Wasserstein Distortion: Unifying Fidelity and Realism
Yang Qiu, Aaron B. Wagner, Johannes Ballé, Lucas Theis
TL;DR
Wasserstein distortion addresses the tension between pixel-level fidelity and perceptual realism by introducing a local, HVS-inspired distortion metric that pools feature statistics around each image location and measures differences via the Wasserstein distance. Defined through a local feature map $\phi$, a pooling PMF $q_{\sigma}$, and a controllable pooling width $\sigma$, the global distortion $D$ blends fidelity and realism, with metric properties proven when $q_{\sigma}$ has a nonempty spectrum. The paper demonstrates this measure on texture synthesis and saliency-guided natural images, revealing smooth transitions from faithful reproduction to realistic but non-identical realizations and highlighting the framework’s potential for texture generation and perceptually aware compression. Overall, Wasserstein distortion offers a principled, optimizable metric that aligns with human visual perception by varying locality, enabling per-image realism assessments and practical applications in imaging and compression.
Abstract
We introduce a distortion measure for images, Wasserstein distortion, that simultaneously generalizes pixel-level fidelity on the one hand and realism or perceptual quality on the other.
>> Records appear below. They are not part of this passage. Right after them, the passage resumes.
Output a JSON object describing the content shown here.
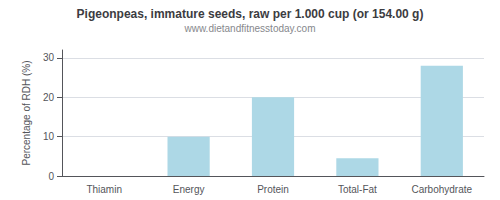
{
  "chart_data": {
    "type": "bar",
    "title": "Pigeonpeas, immature seeds, raw per 1.000 cup (or 154.00 g)",
    "subtitle": "www.dietandfitnesstoday.com",
    "categories": [
      "Thiamin",
      "Energy",
      "Protein",
      "Total-Fat",
      "Carbohydrate"
    ],
    "values": [
      0,
      10,
      20,
      4.5,
      28
    ],
    "color": "#add8e6",
    "ylabel": "Percentage of RDH (%)",
    "ylim": [
      0,
      32
    ],
    "yticks": [
      0,
      10,
      20,
      30
    ],
    "grid": true
  }
}
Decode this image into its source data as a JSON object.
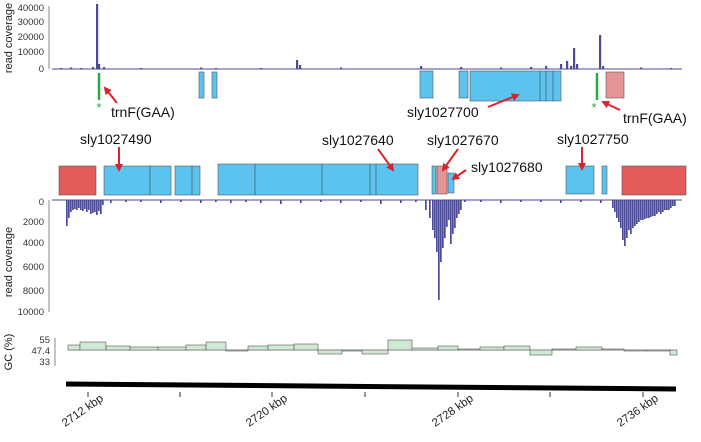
{
  "colors": {
    "coverage": "#4b4b96",
    "gene_blue": "#5bc3ee",
    "gene_red": "#e45b5b",
    "gene_pink": "#e59595",
    "trna": "#2aa84a",
    "arrow": "#d8242e",
    "gc_fill": "#cfe9d3"
  },
  "top_track": {
    "ylabel": "read coverage",
    "ticks": [
      "40000",
      "30000",
      "20000",
      "10000",
      "0"
    ]
  },
  "bottom_track": {
    "ylabel": "read coverage",
    "ticks": [
      "0",
      "2000",
      "4000",
      "6000",
      "8000",
      "10000"
    ]
  },
  "gc_track": {
    "ylabel": "GC (%)",
    "ticks": [
      "55",
      "47.4",
      "33"
    ]
  },
  "genes": {
    "trnF_left": "trnF(GAA)",
    "trnF_right": "trnF(GAA)",
    "asterisk": "*",
    "sly1027700": "sly1027700",
    "sly1027490": "sly1027490",
    "sly1027640": "sly1027640",
    "sly1027670": "sly1027670",
    "sly1027680": "sly1027680",
    "sly1027750": "sly1027750"
  },
  "x_axis": {
    "labels": [
      "2712 kbp",
      "2720 kbp",
      "2728 kbp",
      "2736 kbp"
    ]
  }
}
We show how Wasserstein distortion reduces to a pure fidelity constraint or a pure realism constraint under different parameter choices and discuss its metric properties. Pairs of images that are close under Wasserstein distortion illustrate its utility. In particular, we generate random textures that have high fidelity to a reference texture in one location of the image and smoothly transition to an independent realization of the texture as one moves away from this point. Wasserstein distortion attempts to generalize and unify prior work on texture generation, image realism and distortion, and models of the early human visual system, in the form of an optimizable metric in the mathematical sense.